“My dear Tom, I am saying it neither to please you nor myself. I don’t like Greek things, you know.”

May turned on him gravely.

“Surely it is admirable?” she asked.

“It is admirable surely,” replied Manvers, “but it is my nature not to admire it. You should hear Tom heap abuse on my little things. His tongue was an unruly member whenever he looked at La Dame qui s’amuse,—by the way, she is finished, Tom. It would have pleased him in what he calls his unregenerate days, and I his Paradisiacal days, before the fall.”

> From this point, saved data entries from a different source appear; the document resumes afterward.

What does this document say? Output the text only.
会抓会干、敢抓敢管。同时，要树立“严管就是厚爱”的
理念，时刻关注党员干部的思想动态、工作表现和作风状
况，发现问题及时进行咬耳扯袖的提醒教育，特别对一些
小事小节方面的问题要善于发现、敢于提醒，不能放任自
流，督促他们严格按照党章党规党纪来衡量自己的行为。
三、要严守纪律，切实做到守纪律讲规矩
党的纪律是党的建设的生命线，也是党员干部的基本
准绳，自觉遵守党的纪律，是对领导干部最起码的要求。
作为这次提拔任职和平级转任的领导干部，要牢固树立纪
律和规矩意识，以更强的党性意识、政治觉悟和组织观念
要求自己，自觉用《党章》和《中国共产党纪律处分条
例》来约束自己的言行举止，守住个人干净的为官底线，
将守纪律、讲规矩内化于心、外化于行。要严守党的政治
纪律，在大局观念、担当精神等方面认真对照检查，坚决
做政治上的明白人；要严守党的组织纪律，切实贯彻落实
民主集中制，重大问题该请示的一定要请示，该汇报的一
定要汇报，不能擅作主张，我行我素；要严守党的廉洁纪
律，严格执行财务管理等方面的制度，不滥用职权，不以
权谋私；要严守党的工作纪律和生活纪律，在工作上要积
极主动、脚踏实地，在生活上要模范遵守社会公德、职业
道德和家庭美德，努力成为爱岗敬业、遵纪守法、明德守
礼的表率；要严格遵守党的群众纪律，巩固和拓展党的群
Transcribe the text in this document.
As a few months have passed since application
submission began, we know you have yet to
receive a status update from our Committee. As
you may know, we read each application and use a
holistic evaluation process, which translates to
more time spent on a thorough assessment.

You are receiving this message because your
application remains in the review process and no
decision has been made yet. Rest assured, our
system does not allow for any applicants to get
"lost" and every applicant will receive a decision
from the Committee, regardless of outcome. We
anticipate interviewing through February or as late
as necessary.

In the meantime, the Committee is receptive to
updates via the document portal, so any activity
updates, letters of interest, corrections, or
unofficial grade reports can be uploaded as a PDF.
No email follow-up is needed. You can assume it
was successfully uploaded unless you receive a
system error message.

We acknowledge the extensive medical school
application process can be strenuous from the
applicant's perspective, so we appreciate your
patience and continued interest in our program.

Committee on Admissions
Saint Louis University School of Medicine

“We’ve got a little statuette of his downstairs which I’ll show you,” said May. “It is of a boy shooting. He never quite finished it.”

“That beast of a thing which was in my room at Applethorpe?” said Tom. “I shall smash it.

“No, dear, you won’t: you gave it me. I shall go and get it.”

“No, it shan’t come up here,” said Tom. “We’ll all go down. This Temple is no place for Manvers.”

But Manvers was interested, and he stayed some minutes more, advising, suggesting, and praising. It was as impossible for him not to admire the prodigious skill of the work, as it was not to dislike the spirit of it. The whole thing he regarded as a most lamentable waste of time and skill which might have been most profitably employed.

But before the statuette of the boy shooting his praise was of a very different order. It was thoroughly modern, and though not ugly, was undeniably pretty. The figure represented a lad in volunteer uniform, lying on the ground, shooting, or rather aiming, with a rifle. The head was bent over to the back-sight of the gun, the mouth slightly open, one eye shut, and one leg lightly crossing the other just above the ankle. The thing was marvellously fresh and unstudied. May claimed it as her possession, and showed it with just pride. Tom really had succeeded, as he had vowed he would, in making trousers beautiful.